The Roman Catholic St Jacob’s Cathedral was built in the early 1200s and has changed hands as many times as the city itself. In the 16th century, St Jacob’s became the first church in Riga to hold Lutheran services during the Reformation. Another notable feature is the steeple’s unusual exterior bell which was used to call townspeople to watch executions, once a popular form of entertainment.
Once part of the city’s fortifications, Riga Castle was built in 1330 as the headquarters of the Livonian Order, the group of knights also responsible for the castle in Sigulda. Today Riga Castle serves as Latvia’s presidential palace.

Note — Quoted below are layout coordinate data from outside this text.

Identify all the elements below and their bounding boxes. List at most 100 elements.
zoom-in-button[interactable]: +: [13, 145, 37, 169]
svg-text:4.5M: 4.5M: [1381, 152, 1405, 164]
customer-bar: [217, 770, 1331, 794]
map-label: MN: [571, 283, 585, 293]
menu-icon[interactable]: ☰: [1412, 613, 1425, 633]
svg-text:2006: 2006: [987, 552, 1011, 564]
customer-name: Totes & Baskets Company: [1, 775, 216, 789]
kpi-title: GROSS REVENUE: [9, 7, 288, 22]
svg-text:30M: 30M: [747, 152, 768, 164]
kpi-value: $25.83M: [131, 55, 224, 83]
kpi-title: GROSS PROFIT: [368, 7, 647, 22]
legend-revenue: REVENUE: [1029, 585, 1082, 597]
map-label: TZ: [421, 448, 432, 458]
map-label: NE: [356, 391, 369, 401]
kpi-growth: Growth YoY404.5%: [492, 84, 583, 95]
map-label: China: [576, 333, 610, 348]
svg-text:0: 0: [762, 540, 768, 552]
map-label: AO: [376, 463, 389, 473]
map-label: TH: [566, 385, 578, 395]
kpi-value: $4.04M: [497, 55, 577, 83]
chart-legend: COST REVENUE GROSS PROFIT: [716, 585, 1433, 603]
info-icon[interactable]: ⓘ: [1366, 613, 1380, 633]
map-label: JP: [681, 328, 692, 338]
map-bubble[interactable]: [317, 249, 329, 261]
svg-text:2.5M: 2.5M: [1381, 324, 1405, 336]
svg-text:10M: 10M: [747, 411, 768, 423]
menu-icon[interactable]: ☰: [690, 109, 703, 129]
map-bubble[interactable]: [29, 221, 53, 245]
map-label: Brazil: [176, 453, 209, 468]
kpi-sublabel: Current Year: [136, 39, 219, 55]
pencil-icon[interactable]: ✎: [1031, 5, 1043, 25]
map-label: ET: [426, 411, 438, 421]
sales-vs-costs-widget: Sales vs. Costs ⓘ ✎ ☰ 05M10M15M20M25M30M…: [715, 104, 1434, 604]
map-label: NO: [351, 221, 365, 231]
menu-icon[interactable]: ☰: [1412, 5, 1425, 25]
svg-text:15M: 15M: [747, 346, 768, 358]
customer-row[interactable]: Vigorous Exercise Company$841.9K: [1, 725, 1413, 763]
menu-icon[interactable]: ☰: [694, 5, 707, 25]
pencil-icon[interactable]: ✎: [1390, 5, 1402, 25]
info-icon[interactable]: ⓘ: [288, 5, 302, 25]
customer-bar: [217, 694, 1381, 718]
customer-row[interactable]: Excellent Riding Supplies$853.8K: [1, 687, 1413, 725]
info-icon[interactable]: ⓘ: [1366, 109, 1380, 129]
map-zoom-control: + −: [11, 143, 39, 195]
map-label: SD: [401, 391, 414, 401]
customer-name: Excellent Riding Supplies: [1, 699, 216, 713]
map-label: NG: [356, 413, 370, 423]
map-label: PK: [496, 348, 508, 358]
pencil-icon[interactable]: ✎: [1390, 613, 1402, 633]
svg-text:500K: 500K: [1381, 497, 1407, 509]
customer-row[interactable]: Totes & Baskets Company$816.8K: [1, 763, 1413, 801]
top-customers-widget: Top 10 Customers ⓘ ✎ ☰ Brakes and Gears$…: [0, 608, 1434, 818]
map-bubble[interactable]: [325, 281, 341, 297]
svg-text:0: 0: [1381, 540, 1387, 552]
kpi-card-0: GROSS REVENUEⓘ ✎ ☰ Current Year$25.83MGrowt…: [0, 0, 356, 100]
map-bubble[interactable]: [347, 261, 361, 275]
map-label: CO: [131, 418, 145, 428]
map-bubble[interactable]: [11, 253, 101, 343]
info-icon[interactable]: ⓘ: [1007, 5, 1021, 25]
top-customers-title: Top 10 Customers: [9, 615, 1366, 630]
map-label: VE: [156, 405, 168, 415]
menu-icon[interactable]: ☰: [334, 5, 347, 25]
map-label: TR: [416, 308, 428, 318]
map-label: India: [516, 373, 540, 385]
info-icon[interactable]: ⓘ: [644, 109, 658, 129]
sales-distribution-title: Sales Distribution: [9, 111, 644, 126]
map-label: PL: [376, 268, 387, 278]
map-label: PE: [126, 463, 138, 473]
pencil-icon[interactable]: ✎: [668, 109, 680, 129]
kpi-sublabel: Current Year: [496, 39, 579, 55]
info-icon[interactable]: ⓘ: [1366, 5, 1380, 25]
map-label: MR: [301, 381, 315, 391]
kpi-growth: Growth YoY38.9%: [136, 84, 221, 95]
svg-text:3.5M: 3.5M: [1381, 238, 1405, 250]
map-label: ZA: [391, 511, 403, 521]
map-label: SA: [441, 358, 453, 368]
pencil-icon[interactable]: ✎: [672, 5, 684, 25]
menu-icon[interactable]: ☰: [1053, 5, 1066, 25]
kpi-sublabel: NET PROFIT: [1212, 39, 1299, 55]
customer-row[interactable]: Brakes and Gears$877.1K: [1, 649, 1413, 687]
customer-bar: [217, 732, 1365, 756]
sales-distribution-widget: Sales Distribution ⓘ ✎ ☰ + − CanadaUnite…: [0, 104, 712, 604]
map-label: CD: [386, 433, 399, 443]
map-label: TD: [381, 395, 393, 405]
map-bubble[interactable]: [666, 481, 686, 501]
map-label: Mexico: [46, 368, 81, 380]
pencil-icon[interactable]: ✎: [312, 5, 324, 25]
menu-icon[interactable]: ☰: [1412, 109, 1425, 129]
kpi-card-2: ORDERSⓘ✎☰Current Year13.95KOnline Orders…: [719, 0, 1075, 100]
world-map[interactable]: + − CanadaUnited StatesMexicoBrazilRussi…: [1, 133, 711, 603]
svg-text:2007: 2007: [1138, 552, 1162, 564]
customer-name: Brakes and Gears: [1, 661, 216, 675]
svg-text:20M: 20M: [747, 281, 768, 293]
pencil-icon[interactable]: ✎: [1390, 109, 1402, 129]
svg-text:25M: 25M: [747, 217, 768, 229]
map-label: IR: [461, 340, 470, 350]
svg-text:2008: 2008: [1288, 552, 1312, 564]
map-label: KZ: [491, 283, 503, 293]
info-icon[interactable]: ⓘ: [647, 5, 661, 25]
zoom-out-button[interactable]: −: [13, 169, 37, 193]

On the northern edge of Old Riga stands the 14th century Powder Tower, the lone survivor of the 18 which once surrounded the city. After the defensive wall was torn down, the tower was rented by a German fraternity. Today it houses the Museum of War.
The long lemon-yellow building adjacent to the Powder Tower is Jacob’s Barracks, an 18th century military garrison that has been converted into a pedestrian-friendly dining and shopping complex. The only remaining section of Riga’s city wall runs parallel to the barracks.
One of the oldest streets in Riga, Troksnu Iela (Noise Street) got its name because guards standing on the city wall would shout and cause a commotion whenever they saw enemies approaching. I can’t imagine that was pleasant for residents of the neighboring houses.
In 1698, a stone gate was built in Old Riga to commemorate Sweden’s occupation of the city. Interestingly, the local executioner lived above the so-called Swedish Gate and would put a red rose on the windowsill when he was about to go to work.
One of the most popular tales of Rigan folklore revolves around the Black Cat House, so-called because of the cat statues perched on the roof. According to local legend, the owner of this building was rejected from the merchants’ guild across the street. In revenge, he installed black cats on his roof with the tails facing the guild. The distressed merchants agreed to admit him so long as he turned the cats around.
Last but not least is Livu Square, the liveliest entrance to Old Riga. The square, which owes its existence to WWII damage, is flanked by the Russian Drama Theater, the medieval guild halls, and a row of colorful buildings turned touristy restaurants. Yet more beer gardens fill the square come summer while another Christmas market is set up during the winter.
For the past eight months, I’ve walked around Old Riga, admiring its unique mix of architecture and delving into its fascinating history. I still can’t believe I get to call this charming place home!
Do you have a favorite spot in Old Riga? Which of the city’s architectural styles do you prefer?